Former UFC light heavyweight and current heavyweight champion Jon Jones is a notorious drug cheat, and he has failed four drug tests in the UFC, one of them being due to a tainted substance. Jones boasts a record of 27-1-0 with 1 no-contest after he tested positive for steroids following the second Daniel Cormier fight. Jones earned his title with a knockout win over Shogun Rua, and earned a reputation for eye pokes and fence-grabbing throughout his 205-pound title run.


Jones comes from a family of generational athletes, including Pro Bowl defensive lineman Chandler Jones and Super Bowl champion lineman Arthur.
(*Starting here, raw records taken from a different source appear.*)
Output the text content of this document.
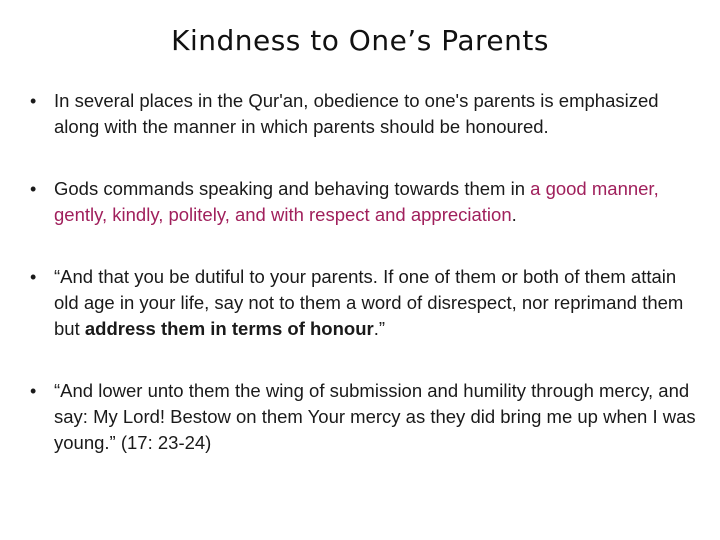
Kindness to One’s Parents
• In several places in the Qur'an, obedience to one's parents is emphasized along with the manner in which parents should be honoured.
• Gods commands speaking and behaving towards them in a good manner, gently, kindly, politely, and with respect and appreciation.
• “And that you be dutiful to your parents. If one of them or both of them attain old age in your life, say not to them a word of disrespect, nor reprimand them but address them in terms of honour.”
• “And lower unto them the wing of submission and humility through mercy, and say: My Lord! Bestow on them Your mercy as they did bring me up when I was young.” (17: 23-24)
He has used these genes and skills to accrue one of the best records in the sport’s history, but not without a few blemishes.

Jones was disqualified in the Ultimate Fighter finale against fellow prospect Matt Hamill for using illegal downward elbows prohibited under the Unified Rules of MMA. Replay showed that his elbows further damaged Hamill’s face and the bout was ruled a loss for Jones due to DQ, something that Dana White wanted overturned.


Jones first tested positive for a cocaine metabolite at UFC 182, but since the drug’s metabolite was not banned by WADA, Jones was allowed to fight. He tested positive for clomiphene, an anti-estrogen substance and letrozale, another banned substance. However, he claimed it was from a tainted substance, Cialis, and tests proved him right after he had vacated his belt.


However, at UFC 214, Jones popped for Turinabol, an anabolic steroid, and he was given a four-year suspension for doping which was reduced to two-and-a-half years after he provided “substantial assistance” to USADA. Not only was Jones cheating, but he was informing USADA of cheating by another athlete to reduce his suspension.


Jones, according to longtime rival Daniel Cormier, even hid under the cage in his gym at Jackson Wink MMA to avoid a USADA test. Later on, that story was independently corroborated by other fighters. Jones tested positive for Turabinol once again, but it was in a trace amount, so he was not suspended.


With this checkered past, it is hard to believe that Jones walks among the ranks of champions and is considered one of the best of all time. There are many other fighters like Georges Saint-Pierre or Daniel Cormier who have done the things Jones has done without the aid of chemicals and eye-poking.


All these athletes ruined their careers for pursuit of something bigger when they were already some of the greatest to play their game. There is no excuse for cheating, and they should all be shamed and shunned from their sport for taking away legitimate opportunities from other athletes.





They deserve to be stripped of their successes and fined heavily if they get caught. Cheating, particularly steroid use, is a scourge on the sports world and warps what real success looks like. In baseball, particularly, several men like Dale Murphy are being kept out of the Hall of Fame as their numbers were never as eye-popping as Bonds or Sosa, so they never made MVP races, but they had Cooperstown-worthy careers. Instead, they are banished to the annals of “very good, but not good enough”.


 As the great Vince Lombardi once said: “Winners never cheat, and cheaters never win.” While that may be the case, the punishment for cheating in sports never undoes the damage that it does to the sport.